Las banderas rojas y blancas del CAI dibujadas en las rocas nos han guiado metro tras metro aun cuando mis seguridades de granito han vacilado.
Una niña de pelo rizado de diez años me apodó «pierna rápida» y emprendió su primera caminata sin dejar de sonreír, primero con los ojos y luego con la boca. Y según su padre, este es el mejor regalo que llevará dentro.
El pánico de alguien ha sido magistralmente mimado y minimizado, permitiéndole afrontar hasta los tramos más expuestos del camino que, en un momento de cansancio, yo también he probado.
Pero las vistas que se desplegaban implacablemente ante nuestros ojos (e incluso bajo nuestros pies) barrían con el cansancio y el desánimo.
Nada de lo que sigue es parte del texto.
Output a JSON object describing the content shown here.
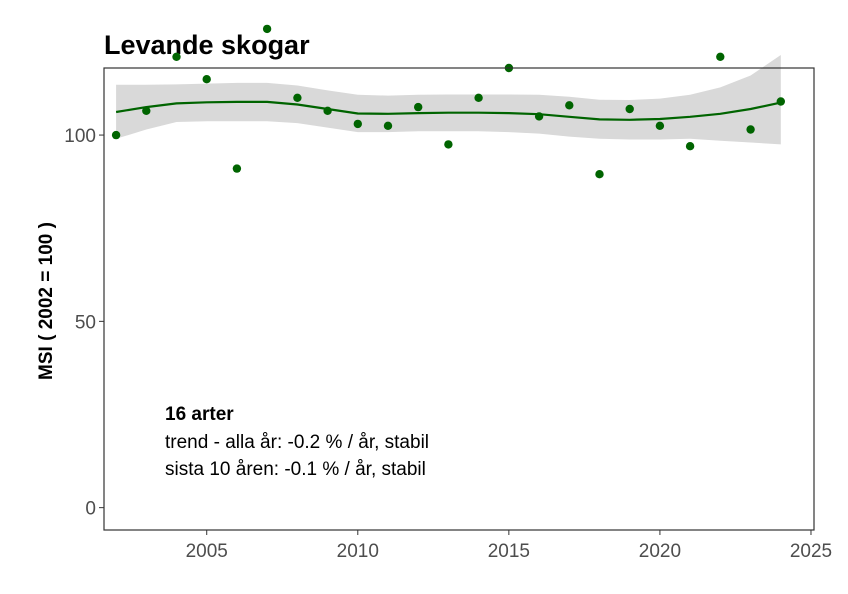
{
  "chart_data": {
    "type": "scatter",
    "title": "Levande skogar",
    "xlabel": "",
    "ylabel": "MSI ( 2002 = 100 )",
    "xlim": [
      2001.6,
      2025.1
    ],
    "ylim": [
      -6,
      118
    ],
    "x_ticks": [
      2005,
      2010,
      2015,
      2020,
      2025
    ],
    "y_ticks": [
      0,
      50,
      100
    ],
    "x_tick_labels": [
      "2005",
      "2010",
      "2015",
      "2020",
      "2025"
    ],
    "y_tick_labels": [
      "0",
      "50",
      "100"
    ],
    "grid": false,
    "points": {
      "x": [
        2002,
        2003,
        2004,
        2005,
        2006,
        2007,
        2008,
        2009,
        2010,
        2011,
        2012,
        2013,
        2014,
        2015,
        2016,
        2017,
        2018,
        2019,
        2020,
        2021,
        2022,
        2023,
        2024
      ],
      "y": [
        100,
        106.5,
        121,
        115,
        91,
        128.5,
        110,
        106.5,
        103,
        102.5,
        107.5,
        97.5,
        110,
        118,
        105,
        108,
        89.5,
        107,
        102.5,
        97,
        121,
        101.5,
        109
      ]
    },
    "trend": {
      "x": [
        2002,
        2003,
        2004,
        2005,
        2006,
        2007,
        2008,
        2009,
        2010,
        2011,
        2012,
        2013,
        2014,
        2015,
        2016,
        2017,
        2018,
        2019,
        2020,
        2021,
        2022,
        2023,
        2024
      ],
      "y": [
        106.2,
        107.5,
        108.5,
        108.8,
        108.9,
        108.9,
        108.2,
        107,
        105.8,
        105.7,
        105.9,
        106,
        106,
        105.9,
        105.6,
        104.9,
        104.2,
        104.1,
        104.3,
        104.9,
        105.7,
        107,
        108.7
      ],
      "lower": [
        99,
        101.5,
        103.5,
        103.7,
        103.7,
        103.7,
        103.2,
        102,
        100.8,
        100.8,
        101,
        101,
        101,
        100.8,
        100.4,
        99.6,
        99,
        98.8,
        98.8,
        99,
        98.5,
        98,
        97.5
      ],
      "upper": [
        113.5,
        113.5,
        113.6,
        113.8,
        114,
        114,
        113.3,
        112,
        110.8,
        110.6,
        110.8,
        110.9,
        110.9,
        110.9,
        110.8,
        110.3,
        109.5,
        109.4,
        109.8,
        110.8,
        112.8,
        116,
        121.5
      ]
    },
    "colors": {
      "points": "#006400",
      "trend_line": "#006400",
      "ribbon": "#d9d9d9",
      "axis_text": "#4d4d4d",
      "panel_border": "#333333"
    },
    "annotation": {
      "heading": "16 arter",
      "line1": "trend - alla år: -0.2 % / år, stabil",
      "line2": "sista 10 åren: -0.1 % / år, stabil"
    }
  }
}
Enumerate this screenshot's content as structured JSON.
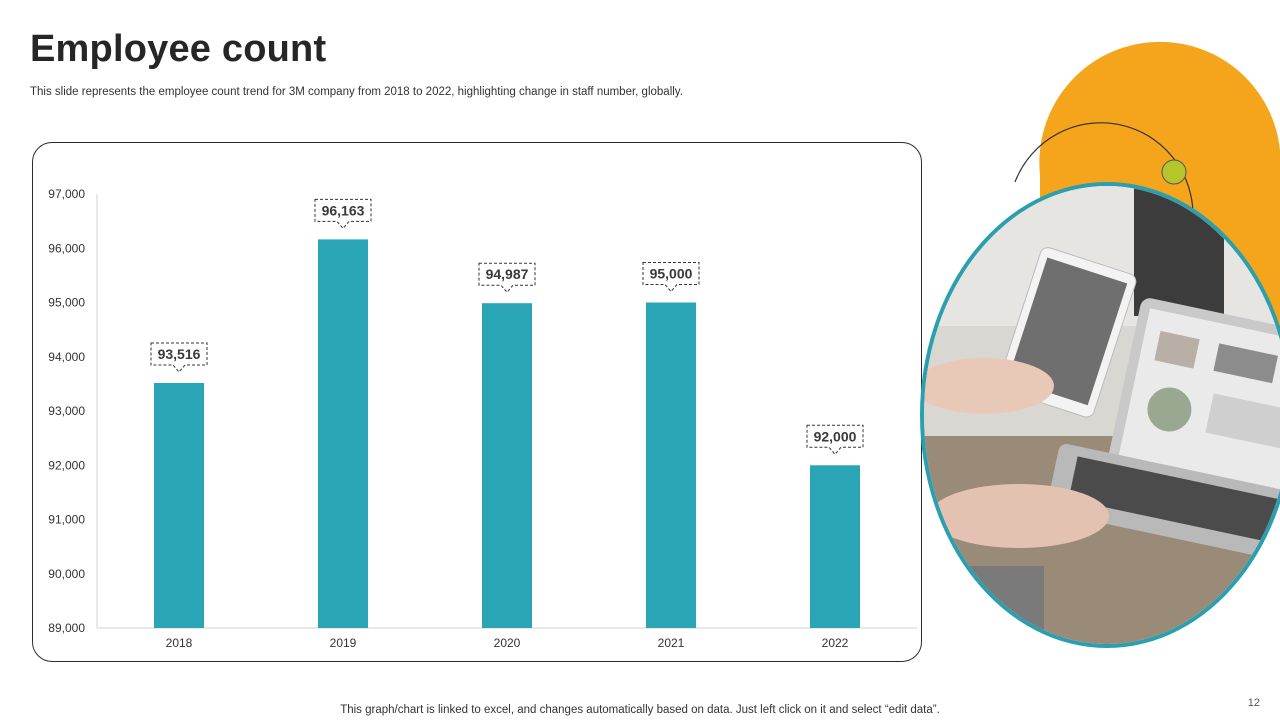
{
  "header": {
    "title": "Employee count",
    "subtitle": "This slide represents the employee count trend for 3M company from 2018 to 2022, highlighting change in staff number, globally."
  },
  "footer": {
    "note": "This graph/chart is linked to excel, and changes automatically based on data. Just left click on it and select “edit data”.",
    "page_number": "12"
  },
  "colors": {
    "bar": "#2aa5b5",
    "accent_orange": "#f5a51c",
    "accent_teal": "#2a9fb0",
    "accent_lime": "#b5c62a"
  },
  "illustration": {
    "icon": "laptop-tablet-photo"
  },
  "chart_data": {
    "type": "bar",
    "title": "",
    "xlabel": "",
    "ylabel": "",
    "categories": [
      "2018",
      "2019",
      "2020",
      "2021",
      "2022"
    ],
    "values": [
      93516,
      96163,
      94987,
      95000,
      92000
    ],
    "data_labels": [
      "93,516",
      "96,163",
      "94,987",
      "95,000",
      "92,000"
    ],
    "ylim": [
      89000,
      97000
    ],
    "yticks": [
      89000,
      90000,
      91000,
      92000,
      93000,
      94000,
      95000,
      96000,
      97000
    ],
    "ytick_labels": [
      "89,000",
      "90,000",
      "91,000",
      "92,000",
      "93,000",
      "94,000",
      "95,000",
      "96,000",
      "97,000"
    ],
    "grid": false,
    "legend": "none"
  }
}
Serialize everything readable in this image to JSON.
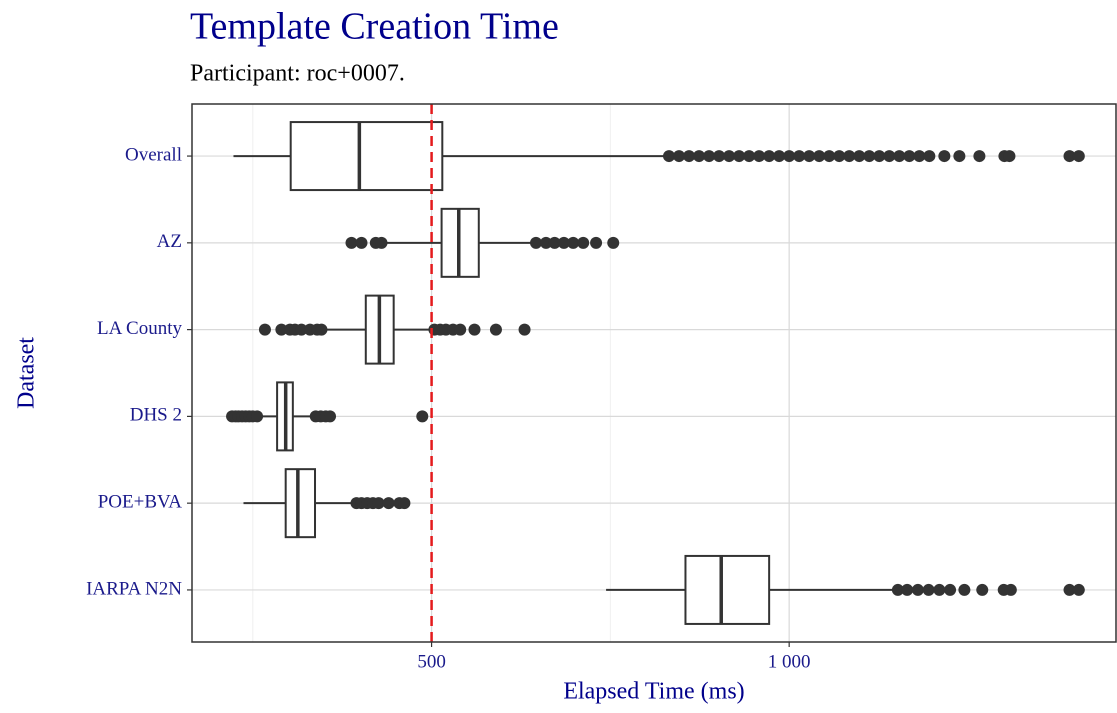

Las pausas aderezadas con bromas y risas que subrayan la confianza y el compañerismo que se remontan a años de amistad, han borrado la decepción inicial del orgullo herido por no poder encontrar el camino. Me perdoné y me concentré en el nuevo. Y sobre todo, aprendí la lección de humildad y determinación que mi madre Etna me dio esta vez.
La lluvia repentina que por suerte nos salvó en momentos críticos, regó la maleza despertando sus colores y olores, bendijo los abrazos entre lo místico y lo goliardo al haya centenario, y nos refrescó la cabeza.
Pero lo más destacado, lo que siempre recordaremos al contar esta historia, es la pura alegría expresada por la voz y los gestos cuando, después de horas de caminar, finalmente llegamos al punto donde el camino bajo se unió con el alto y luego descendió nuevamente. por el camino conocido. Fue entonces cuando me di cuenta de que podía relajar mi concentración y dejar lugar a la ligereza porque ahora lo desconocido daba paso a lo conocido y la máquina no estaba tan lejos.
Al final de todo, siento que he aprendido mucho de un día como este. Lecciones técnicas y emocionales que me han enriquecido mucho.
Y parafraseando una conocida canción, elijo las palabras que me parecen más adecuadas para agradecer a esta montaña viviente generosa, dura e increíble:
«Mis bolsillos están llenos de piedras, mis zapatos están llenos de pasos, mi corazón está lleno de latidos y mi los ojos están llenos de ti».